It’s been years since we started working on Bio4j, and during all this time we have prioritized working on Bio4j over writing about (and publishing) what we were doing. Thanks in part to this, Bio4j 1.0 is going to be an amazing resource for the Bioinformatics community, built by only a handful of people; which I personally find quite impressive, given the scale and scope of the project.
However, not having a standard way of citing Bio4j was starting to cause some difficulties for Bio4j users; a link to a GitHub repository is (still) not a generally accepted practice. This was so even for ourselves: we have several papers in the works which build on Bio4j, blocked because it would not make sense to publish them before Bio4j itself.
Well, this is no longer an issue: yesterday a preprint in the bioRxiv went online, describing what is Bio4j
We chose the bioRxiv because preprints there are easily citable (they get a DOI assigned), and several open-access journals are happy with publishing a manuscript based on a preprint submitted to it (something which we will certainly do in the next few months).
I’m including below the citing info and abstract; any sort of feedback is welcome!

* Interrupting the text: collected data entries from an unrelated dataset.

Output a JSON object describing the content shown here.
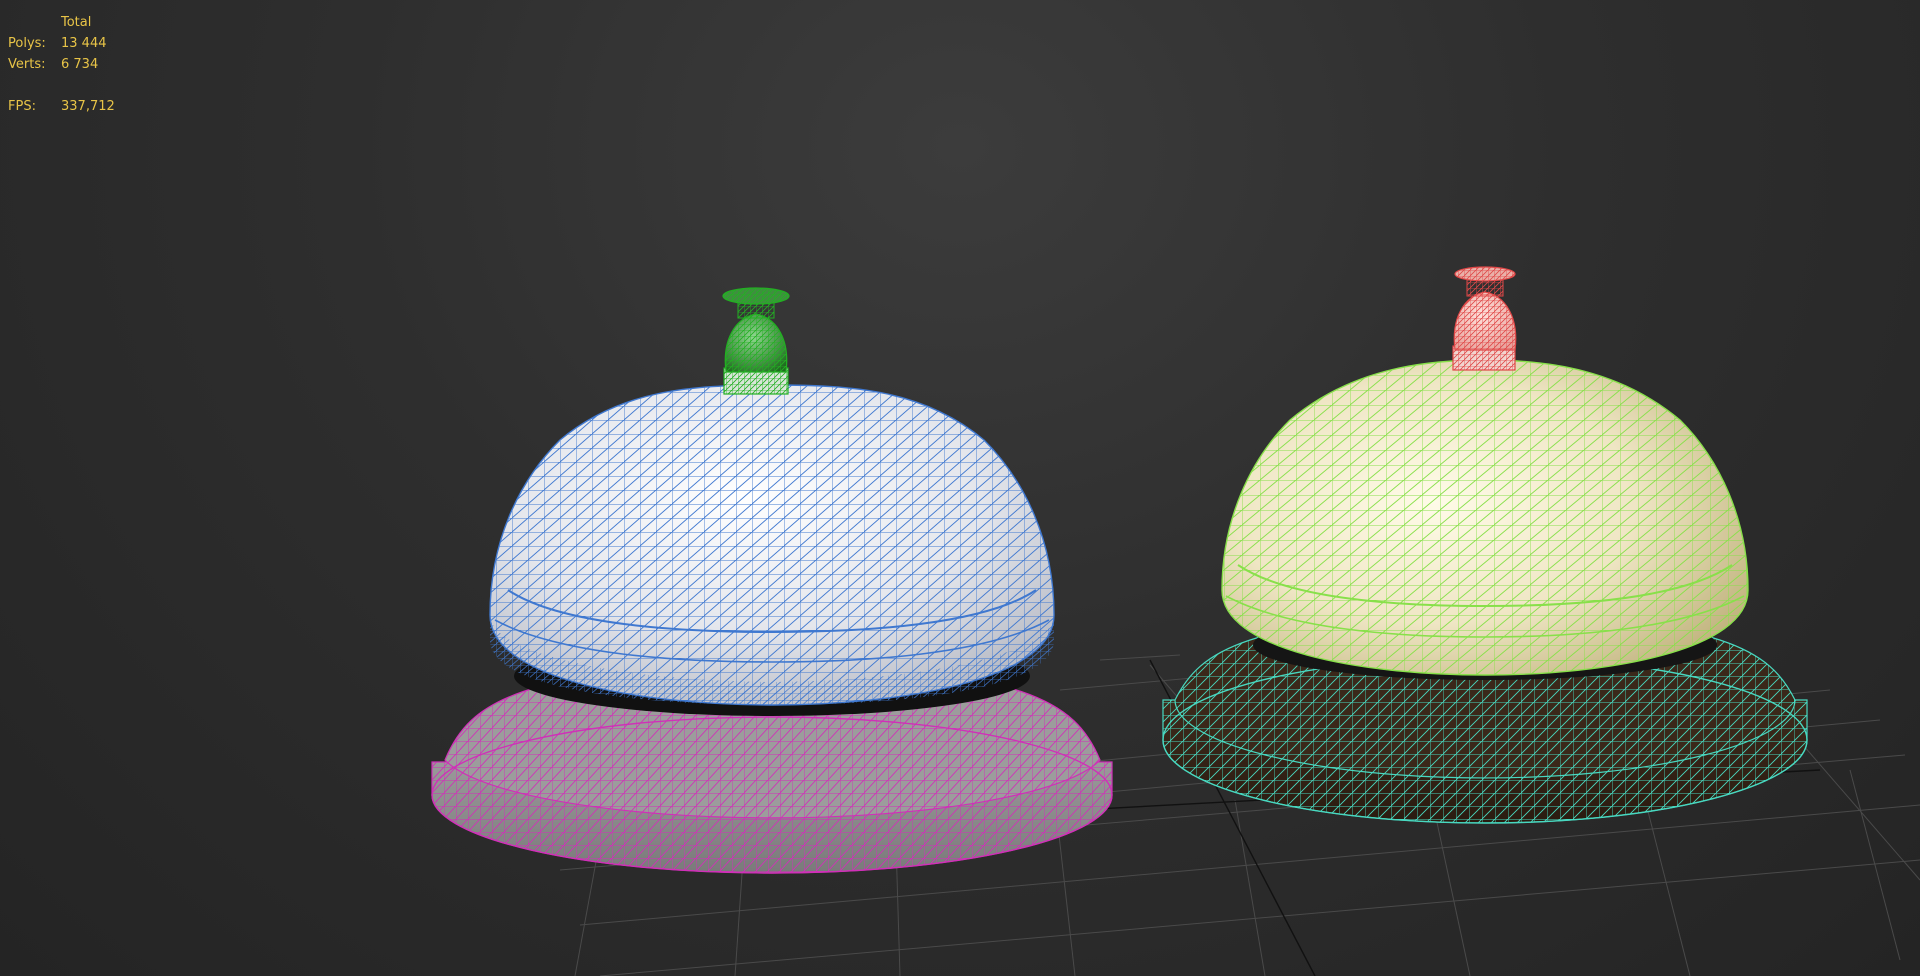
{
  "stats": {
    "header": "Total",
    "polys_label": "Polys:",
    "polys_value": "13 444",
    "verts_label": "Verts:",
    "verts_value": "6 734",
    "fps_label": "FPS:",
    "fps_value": "337,712"
  },
  "colors": {
    "background": "#2e2e2e",
    "grid": "#4a4a4a",
    "stats_text": "#e8c447",
    "left_dome_wire": "#3f78d0",
    "left_knob_wire": "#22b022",
    "left_base_wire": "#d030b8",
    "right_dome_wire": "#88e04a",
    "right_knob_wire": "#e04848",
    "right_base_wire": "#48d8c0"
  },
  "objects": [
    {
      "name": "Bell dome (left)",
      "wire_color": "#3f78d0"
    },
    {
      "name": "Bell plunger (left)",
      "wire_color": "#22b022"
    },
    {
      "name": "Bell base (left)",
      "wire_color": "#d030b8"
    },
    {
      "name": "Bell dome (right)",
      "wire_color": "#88e04a"
    },
    {
      "name": "Bell plunger (right)",
      "wire_color": "#e04848"
    },
    {
      "name": "Bell base (right)",
      "wire_color": "#48d8c0"
    }
  ]
}
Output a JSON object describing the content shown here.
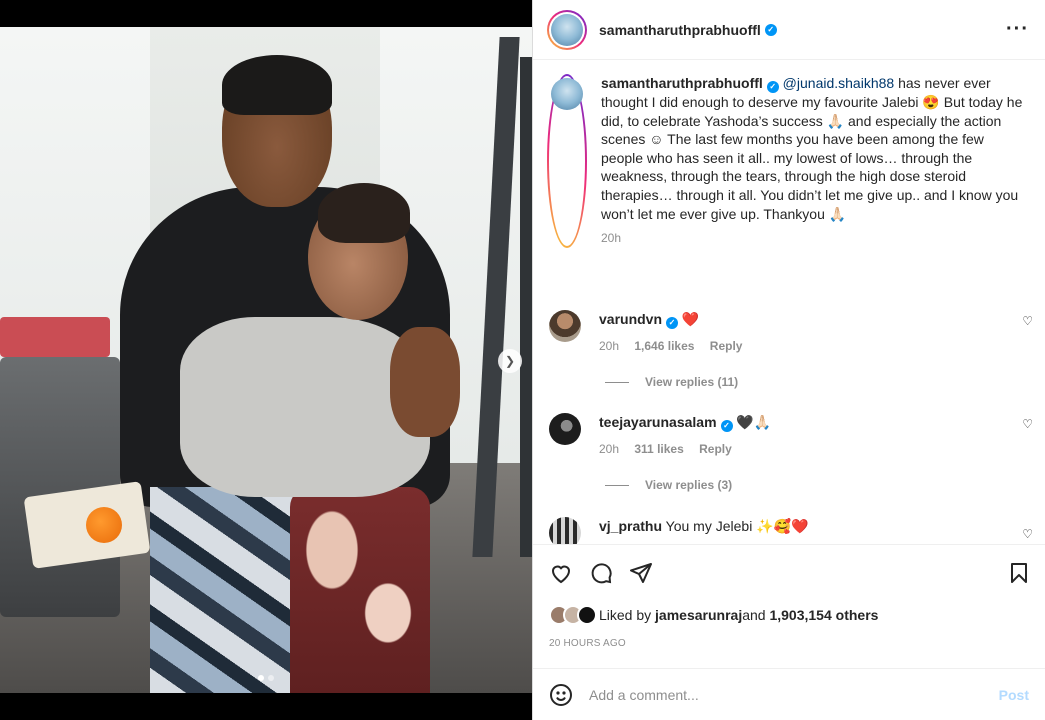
{
  "post": {
    "username": "samantharuthprabhuoffl",
    "more_icon": "more-horizontal-icon"
  },
  "caption": {
    "username": "samantharuthprabhuoffl",
    "mention": "@junaid.shaikh88",
    "text": " has never ever thought I did enough to deserve my favourite Jalebi 😍 But today he did, to celebrate Yashoda’s success 🙏🏻 and especially the action scenes ☺ The last few months you have been among the few people who has seen it all.. my lowest of lows… through the weakness, through the tears, through the high dose steroid therapies… through it all. You didn’t let me give up.. and I know you won’t let me ever give up. Thankyou 🙏🏻",
    "time": "20h"
  },
  "comments": [
    {
      "username": "varundvn",
      "text": "❤️",
      "time": "20h",
      "likes": "1,646 likes",
      "reply": "Reply",
      "view_replies": "View replies (11)"
    },
    {
      "username": "teejayarunasalam",
      "text": "🖤🙏🏻",
      "time": "20h",
      "likes": "311 likes",
      "reply": "Reply",
      "view_replies": "View replies (3)"
    },
    {
      "username": "vj_prathu",
      "text": "You my Jelebi ✨🥰❤️"
    }
  ],
  "actions": {
    "liked_by_prefix": "Liked by ",
    "liked_by_user": "jamesarunraj",
    "and": " and ",
    "others": "1,903,154 others",
    "time_ago": "20 HOURS AGO"
  },
  "add_comment": {
    "placeholder": "Add a comment...",
    "post_label": "Post"
  },
  "colors": {
    "verified": "#0095f6",
    "link": "#00376b",
    "muted": "#8e8e8e",
    "post_disabled": "#b3dbff"
  }
}
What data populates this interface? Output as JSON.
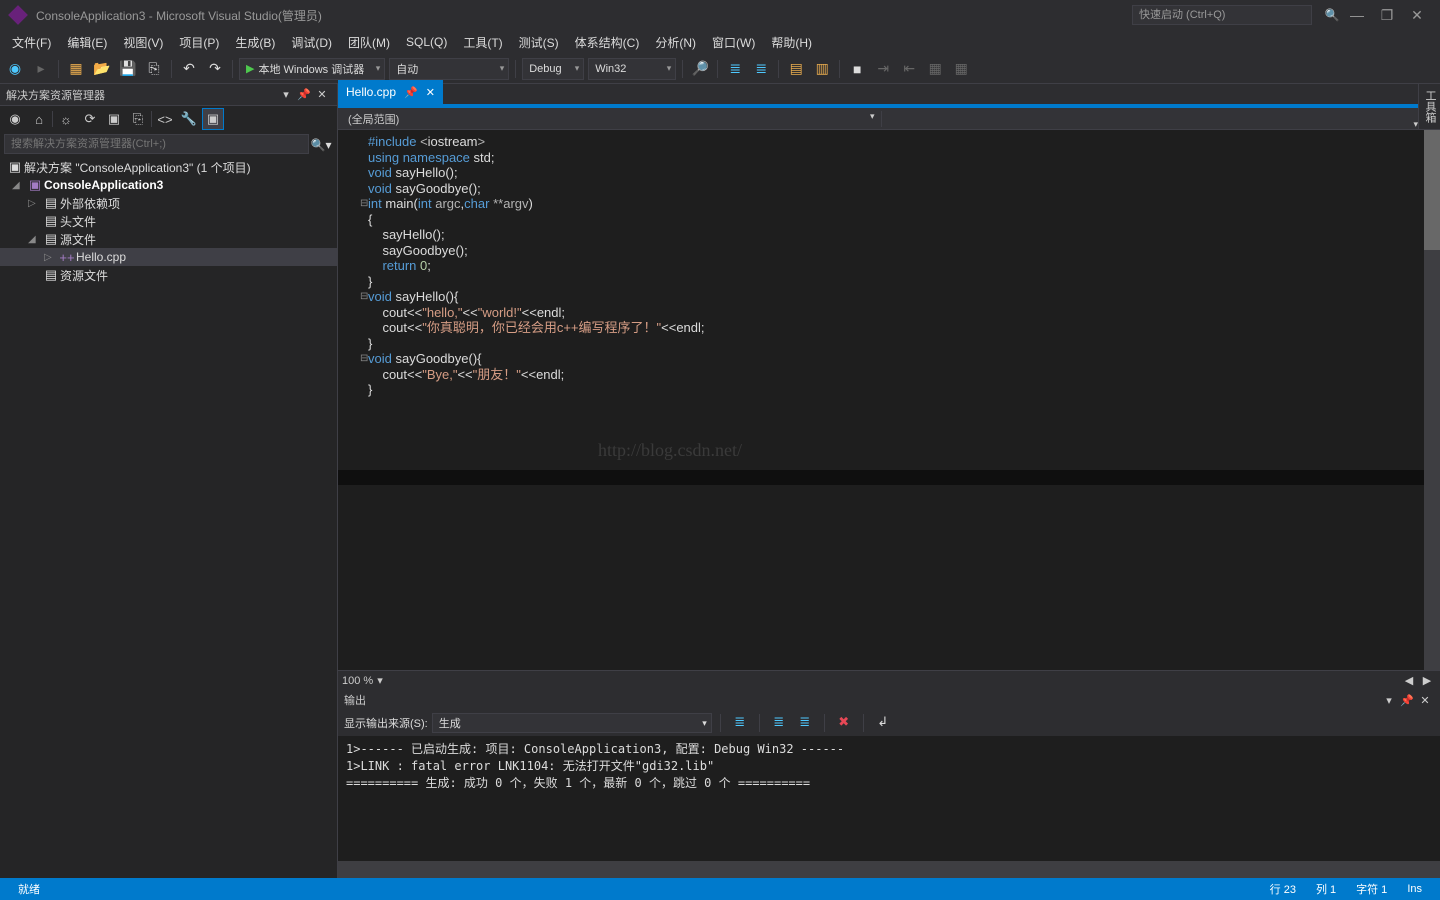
{
  "title": "ConsoleApplication3 - Microsoft Visual Studio(管理员)",
  "quick_launch": "快速启动 (Ctrl+Q)",
  "menus": [
    "文件(F)",
    "编辑(E)",
    "视图(V)",
    "项目(P)",
    "生成(B)",
    "调试(D)",
    "团队(M)",
    "SQL(Q)",
    "工具(T)",
    "测试(S)",
    "体系结构(C)",
    "分析(N)",
    "窗口(W)",
    "帮助(H)"
  ],
  "toolbar": {
    "debugger_label": "本地 Windows 调试器",
    "config_auto": "自动",
    "config_debug": "Debug",
    "config_platform": "Win32"
  },
  "solution_explorer": {
    "title": "解决方案资源管理器",
    "search_placeholder": "搜索解决方案资源管理器(Ctrl+;)",
    "root": "解决方案 \"ConsoleApplication3\" (1 个项目)",
    "project": "ConsoleApplication3",
    "nodes": {
      "ext": "外部依赖项",
      "headers": "头文件",
      "sources": "源文件",
      "hello": "Hello.cpp",
      "resources": "资源文件"
    }
  },
  "editor": {
    "tab": "Hello.cpp",
    "scope": "(全局范围)",
    "zoom": "100 %",
    "watermark": "http://blog.csdn.net/",
    "code_lines": [
      {
        "t": "#include <iostream>",
        "c": [
          "kw",
          "",
          "op",
          "id",
          "op"
        ]
      },
      {
        "raw": true,
        "html": "<span class='kw'>using</span> <span class='kw'>namespace</span> <span class='id'>std</span>;"
      },
      {
        "raw": true,
        "html": ""
      },
      {
        "raw": true,
        "html": ""
      },
      {
        "raw": true,
        "html": "<span class='kw'>void</span> <span class='id'>sayHello</span>();"
      },
      {
        "raw": true,
        "html": "<span class='kw'>void</span> <span class='id'>sayGoodbye</span>();"
      },
      {
        "raw": true,
        "html": "<span class='kw'>int</span> <span class='id'>main</span>(<span class='kw'>int</span> <span class='op'>argc</span>,<span class='kw'>char</span> <span class='op'>**argv</span>)",
        "fold": true
      },
      {
        "raw": true,
        "html": "{"
      },
      {
        "raw": true,
        "html": "    <span class='id'>sayHello</span>();"
      },
      {
        "raw": true,
        "html": "    <span class='id'>sayGoodbye</span>();"
      },
      {
        "raw": true,
        "html": "    <span class='kw'>return</span> <span class='num'>0</span>;"
      },
      {
        "raw": true,
        "html": "}"
      },
      {
        "raw": true,
        "html": "<span class='kw'>void</span> <span class='id'>sayHello</span>(){",
        "fold": true
      },
      {
        "raw": true,
        "html": "    <span class='id'>cout</span>&lt;&lt;<span class='str'>\"hello,\"</span>&lt;&lt;<span class='str'>\"world!\"</span>&lt;&lt;<span class='id'>endl</span>;"
      },
      {
        "raw": true,
        "html": "    <span class='id'>cout</span>&lt;&lt;<span class='str'>\"你真聪明，你已经会用c++编写程序了！\"</span>&lt;&lt;<span class='id'>endl</span>;"
      },
      {
        "raw": true,
        "html": "}"
      },
      {
        "raw": true,
        "html": ""
      },
      {
        "raw": true,
        "html": "<span class='kw'>void</span> <span class='id'>sayGoodbye</span>(){",
        "fold": true
      },
      {
        "raw": true,
        "html": "    <span class='id'>cout</span>&lt;&lt;<span class='str'>\"Bye,\"</span>&lt;&lt;<span class='str'>\"朋友！\"</span>&lt;&lt;<span class='id'>endl</span>;"
      },
      {
        "raw": true,
        "html": "}"
      }
    ]
  },
  "output": {
    "title": "输出",
    "src_label": "显示输出来源(S):",
    "src_value": "生成",
    "lines": [
      "1>------ 已启动生成: 项目: ConsoleApplication3, 配置: Debug Win32 ------",
      "1>LINK : fatal error LNK1104: 无法打开文件\"gdi32.lib\"",
      "========== 生成: 成功 0 个，失败 1 个，最新 0 个，跳过 0 个 =========="
    ]
  },
  "status": {
    "ready": "就绪",
    "line": "行 23",
    "col": "列 1",
    "char": "字符 1",
    "ins": "Ins"
  },
  "right_tab": "工具箱"
}
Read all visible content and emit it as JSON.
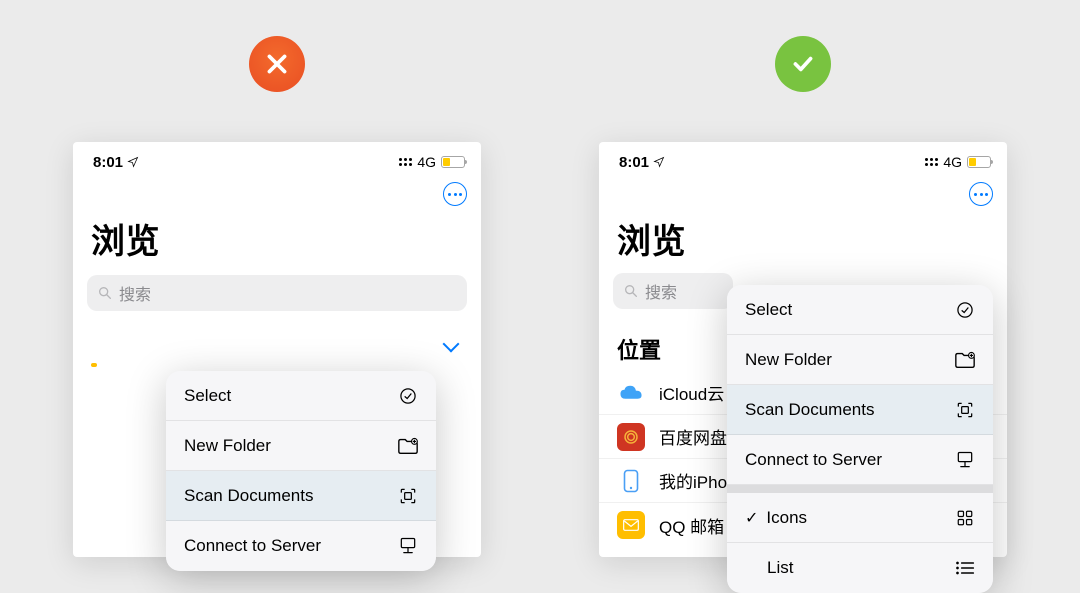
{
  "status": {
    "time": "8:01",
    "network": "4G"
  },
  "toolbar": {
    "more_label": "More"
  },
  "page": {
    "title": "浏览"
  },
  "search": {
    "placeholder": "搜索"
  },
  "section": {
    "locations": "位置"
  },
  "locations": [
    {
      "label": "iCloud云"
    },
    {
      "label": "百度网盘"
    },
    {
      "label": "我的iPhone"
    },
    {
      "label": "QQ 邮箱"
    }
  ],
  "menu": {
    "select": "Select",
    "newfolder": "New Folder",
    "scan": "Scan Documents",
    "connect": "Connect to Server",
    "icons": "Icons",
    "list": "List"
  }
}
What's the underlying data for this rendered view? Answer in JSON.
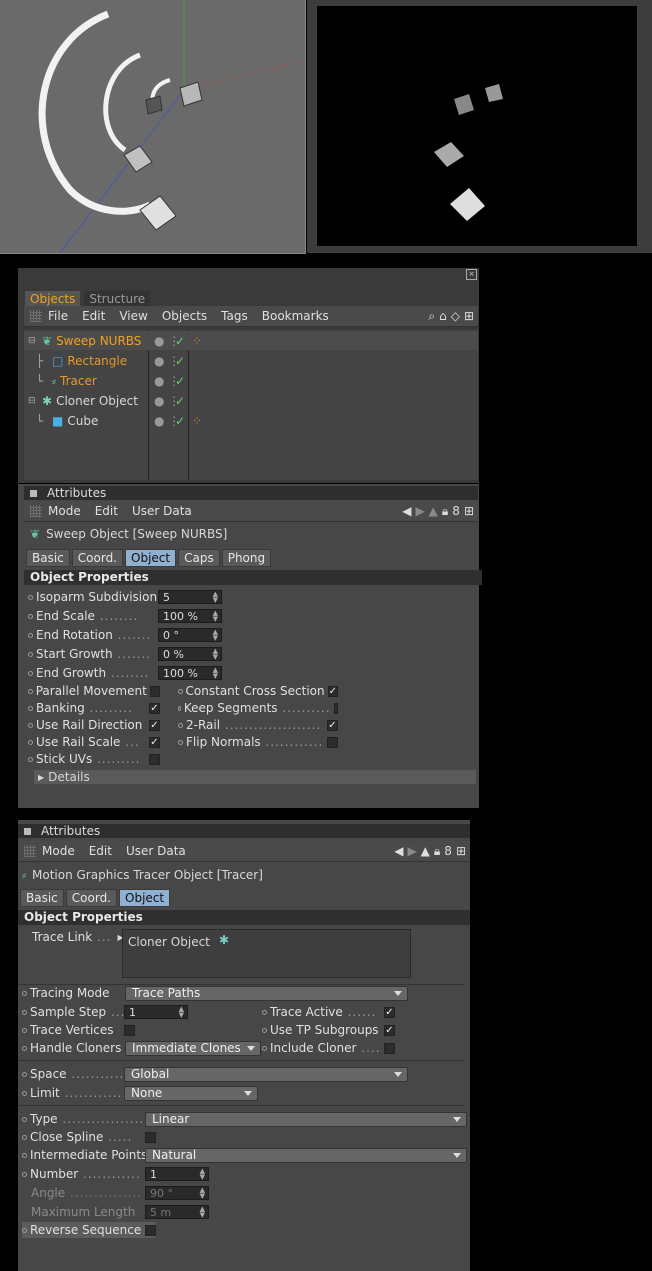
{
  "object_manager": {
    "tabs": [
      "Objects",
      "Structure"
    ],
    "menu": [
      "File",
      "Edit",
      "View",
      "Objects",
      "Tags",
      "Bookmarks"
    ],
    "objects": [
      {
        "name": "Sweep NURBS",
        "color": "#f0a020",
        "level": 0
      },
      {
        "name": "Rectangle",
        "color": "#e49a25",
        "level": 1
      },
      {
        "name": "Tracer",
        "color": "#e49a25",
        "level": 1
      },
      {
        "name": "Cloner Object",
        "color": "#d8d8d8",
        "level": 0
      },
      {
        "name": "Cube",
        "color": "#d8d8d8",
        "level": 1
      }
    ]
  },
  "attr1": {
    "title": "Attributes",
    "menu": [
      "Mode",
      "Edit",
      "User Data"
    ],
    "object_title": "Sweep Object [Sweep NURBS]",
    "tabs": [
      "Basic",
      "Coord.",
      "Object",
      "Caps",
      "Phong"
    ],
    "active_tab": "Object",
    "section": "Object Properties",
    "fields": [
      {
        "label": "Isoparm Subdivision",
        "value": "5"
      },
      {
        "label": "End Scale",
        "value": "100 %"
      },
      {
        "label": "End Rotation",
        "value": "0 °"
      },
      {
        "label": "Start Growth",
        "value": "0 %"
      },
      {
        "label": "End Growth",
        "value": "100 %"
      }
    ],
    "checks_left": [
      {
        "label": "Parallel Movement",
        "checked": false
      },
      {
        "label": "Banking",
        "checked": true
      },
      {
        "label": "Use Rail Direction",
        "checked": true
      },
      {
        "label": "Use Rail Scale",
        "checked": true
      },
      {
        "label": "Stick UVs",
        "checked": false
      }
    ],
    "checks_right": [
      {
        "label": "Constant Cross Section",
        "checked": true
      },
      {
        "label": "Keep Segments",
        "checked": false
      },
      {
        "label": "2-Rail",
        "checked": true
      },
      {
        "label": "Flip Normals",
        "checked": false
      }
    ],
    "details": "Details"
  },
  "attr2": {
    "title": "Attributes",
    "menu": [
      "Mode",
      "Edit",
      "User Data"
    ],
    "object_title": "Motion Graphics Tracer Object [Tracer]",
    "tabs": [
      "Basic",
      "Coord.",
      "Object"
    ],
    "active_tab": "Object",
    "section": "Object Properties",
    "trace_link_label": "Trace Link",
    "trace_link_value": "Cloner Object",
    "tracing_mode_label": "Tracing Mode",
    "tracing_mode_value": "Trace Paths",
    "sample_step_label": "Sample Step",
    "sample_step_value": "1",
    "trace_active_label": "Trace Active",
    "trace_vertices_label": "Trace Vertices",
    "use_tp_label": "Use TP Subgroups",
    "handle_cloners_label": "Handle Cloners",
    "handle_cloners_value": "Immediate Clones",
    "include_cloner_label": "Include Cloner",
    "space_label": "Space",
    "space_value": "Global",
    "limit_label": "Limit",
    "limit_value": "None",
    "type_label": "Type",
    "type_value": "Linear",
    "close_spline_label": "Close Spline",
    "intermediate_label": "Intermediate Points",
    "intermediate_value": "Natural",
    "number_label": "Number",
    "number_value": "1",
    "angle_label": "Angle",
    "angle_value": "90 °",
    "maxlen_label": "Maximum Length",
    "maxlen_value": "5 m",
    "reverse_label": "Reverse Sequence"
  }
}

Bio4j: a high-performance cloud-enabled graph-based data platform
Pablo Pareja-Tobes, Raquel Tobes, Marina Manrique, Eduardo Pareja, Eduardo Pareja-Tobes
bioRxiv – doi: 10.1101/016758
Background. Next Generation Sequencing and other high-throughput technologies have brought a revolution to the bioinformatics landscape, by offering sheer amounts of data about previously unaccessible domains in a cheap and scalable way. However, fast, reproducible, and cost-effective data analysis at such scale remains elusive. A key need for achieving it is being able to access and query the vast amount of publicly available data, specially so in the case of knowledge-intensive, semantically rich data: incredibly valuable information about proteins and their functions, genes, pathways, or all sort of biological knowledge encoded in ontologies remains scattered, semantically and physically fragmented.
Methods and Results. Guided by this, we have designed and developed Bio4j. It aims to offer a platform for the integration of semantically rich biological data using typed graph models. We have modeled and integrated most publicly available data linked with proteins into a set of interdependent graphs. Data querying is possible through a data model aware Domain Specific Language implemented in Java, letting the user write typed graph traversals over the integrated data. A ready to use cloud-based data distribution, based on the Titan graph database engine is provided; generic data import code can also be used for in-house deployment.
Conclusion. Bio4j represents a unique resource for the current Bioinformatician, providing at once a solution for several key problems: data integration; expressive, high performance data access; and a cost-effective scalable cloud deployment model.